Percolation on the stationary distributions of the voter model with stirring
Pith reviewed 2026-05-23 07:04 UTC · model grok-4.3
The pith
Percolation threshold on voter model stationary measures converges to Bernoulli site percolation critical density as stirring rate tends to infinity
A machine-rendered reading of the paper's core claim, the machinery that carries it, and where it could break.
Core claim
Letting α_c(v) be the supremum of all the values of α for which percolation does not occur μ_{α,v}-a.s., we prove that α_c(v) converges to p_c, the critical density for classical Bernoulli site percolation, as v tends to infinity. As a consequence, for v large enough, the model exhibits a non-trivial phase transition in α.
What carries the argument
The percolation process on the set of opinion-1 sites in a random configuration drawn from the stationary measure μ_{α,v}
If this is right
- For all sufficiently large stirring rates v there exists a non-trivial critical density separating the percolating and non-percolating regimes.

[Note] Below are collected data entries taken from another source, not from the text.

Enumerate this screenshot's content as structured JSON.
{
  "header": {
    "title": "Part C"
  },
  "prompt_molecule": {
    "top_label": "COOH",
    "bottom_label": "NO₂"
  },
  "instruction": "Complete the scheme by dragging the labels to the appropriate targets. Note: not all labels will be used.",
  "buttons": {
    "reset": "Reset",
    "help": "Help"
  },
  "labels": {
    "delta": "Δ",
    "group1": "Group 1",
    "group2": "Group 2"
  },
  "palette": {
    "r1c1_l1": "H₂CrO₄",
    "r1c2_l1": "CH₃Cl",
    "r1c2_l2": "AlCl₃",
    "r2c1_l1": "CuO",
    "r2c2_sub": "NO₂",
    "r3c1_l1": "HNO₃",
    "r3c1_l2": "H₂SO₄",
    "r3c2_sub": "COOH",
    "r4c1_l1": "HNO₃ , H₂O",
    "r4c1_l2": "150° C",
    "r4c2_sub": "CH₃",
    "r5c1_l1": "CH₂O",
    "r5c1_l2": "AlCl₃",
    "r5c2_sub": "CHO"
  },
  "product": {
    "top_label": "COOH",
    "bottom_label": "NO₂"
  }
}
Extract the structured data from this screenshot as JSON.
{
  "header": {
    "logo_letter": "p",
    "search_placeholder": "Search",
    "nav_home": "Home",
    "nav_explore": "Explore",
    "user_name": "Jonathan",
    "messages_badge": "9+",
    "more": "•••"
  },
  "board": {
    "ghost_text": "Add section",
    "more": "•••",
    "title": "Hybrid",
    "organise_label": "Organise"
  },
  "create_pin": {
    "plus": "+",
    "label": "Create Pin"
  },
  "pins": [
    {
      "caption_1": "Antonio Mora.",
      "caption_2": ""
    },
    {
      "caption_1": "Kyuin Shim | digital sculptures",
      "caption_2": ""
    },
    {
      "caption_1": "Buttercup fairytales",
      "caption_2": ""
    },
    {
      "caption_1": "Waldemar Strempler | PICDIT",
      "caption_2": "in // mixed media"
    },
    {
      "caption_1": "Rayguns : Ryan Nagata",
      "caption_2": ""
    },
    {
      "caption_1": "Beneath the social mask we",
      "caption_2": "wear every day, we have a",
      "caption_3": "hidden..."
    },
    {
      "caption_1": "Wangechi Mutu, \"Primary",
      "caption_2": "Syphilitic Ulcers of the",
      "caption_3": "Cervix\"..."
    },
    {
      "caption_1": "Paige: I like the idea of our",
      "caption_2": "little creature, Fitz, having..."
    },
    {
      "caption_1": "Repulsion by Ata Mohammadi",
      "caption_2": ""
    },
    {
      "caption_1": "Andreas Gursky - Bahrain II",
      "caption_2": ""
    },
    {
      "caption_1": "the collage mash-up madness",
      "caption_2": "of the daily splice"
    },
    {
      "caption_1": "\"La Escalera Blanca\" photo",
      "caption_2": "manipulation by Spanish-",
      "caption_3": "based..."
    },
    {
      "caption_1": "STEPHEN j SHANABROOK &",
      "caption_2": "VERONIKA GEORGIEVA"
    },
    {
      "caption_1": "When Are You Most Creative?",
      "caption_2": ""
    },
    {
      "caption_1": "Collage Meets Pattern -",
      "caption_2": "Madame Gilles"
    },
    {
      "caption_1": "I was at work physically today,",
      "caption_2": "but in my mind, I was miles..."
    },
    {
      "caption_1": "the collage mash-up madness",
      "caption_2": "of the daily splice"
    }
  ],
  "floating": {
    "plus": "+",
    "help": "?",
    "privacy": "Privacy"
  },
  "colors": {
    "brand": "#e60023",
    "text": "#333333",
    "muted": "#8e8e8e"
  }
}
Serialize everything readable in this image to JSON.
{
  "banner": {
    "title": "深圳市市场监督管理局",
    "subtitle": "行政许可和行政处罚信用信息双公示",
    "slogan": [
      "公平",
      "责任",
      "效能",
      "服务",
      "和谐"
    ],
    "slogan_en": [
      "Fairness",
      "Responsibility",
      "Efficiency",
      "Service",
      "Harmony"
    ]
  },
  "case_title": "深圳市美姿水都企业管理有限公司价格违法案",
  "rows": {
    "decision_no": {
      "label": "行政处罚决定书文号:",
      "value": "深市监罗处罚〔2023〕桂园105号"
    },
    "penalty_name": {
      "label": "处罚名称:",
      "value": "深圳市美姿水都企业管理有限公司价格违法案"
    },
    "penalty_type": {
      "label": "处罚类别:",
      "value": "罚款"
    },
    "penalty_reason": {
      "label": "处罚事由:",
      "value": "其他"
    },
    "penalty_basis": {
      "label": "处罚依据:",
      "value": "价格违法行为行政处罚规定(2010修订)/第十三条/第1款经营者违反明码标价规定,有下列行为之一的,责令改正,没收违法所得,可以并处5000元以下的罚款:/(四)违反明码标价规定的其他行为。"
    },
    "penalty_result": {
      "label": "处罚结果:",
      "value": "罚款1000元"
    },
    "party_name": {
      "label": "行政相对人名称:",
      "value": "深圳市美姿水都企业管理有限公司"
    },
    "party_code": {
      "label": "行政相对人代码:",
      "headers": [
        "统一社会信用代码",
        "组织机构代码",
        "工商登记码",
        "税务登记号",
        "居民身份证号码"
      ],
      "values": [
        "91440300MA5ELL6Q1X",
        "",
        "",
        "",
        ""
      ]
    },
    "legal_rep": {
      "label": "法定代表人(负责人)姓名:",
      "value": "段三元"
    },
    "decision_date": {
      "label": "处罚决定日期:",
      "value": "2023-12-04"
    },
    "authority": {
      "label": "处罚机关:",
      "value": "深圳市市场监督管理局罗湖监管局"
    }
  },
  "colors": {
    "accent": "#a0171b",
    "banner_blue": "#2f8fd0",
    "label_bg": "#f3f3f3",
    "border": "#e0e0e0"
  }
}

- Strong stirring renders the spatial correlations induced by the voter dynamics irrelevant for the occurrence of percolation at macroscopic scales.
- The model recovers the percolation behavior of independent Bernoulli site percolation in the infinite-stirring limit.
Where Pith is reading between the lines
- The result supplies a concrete mechanism by which increasing the mixing rate drives an interacting system toward the percolation properties of an independent process.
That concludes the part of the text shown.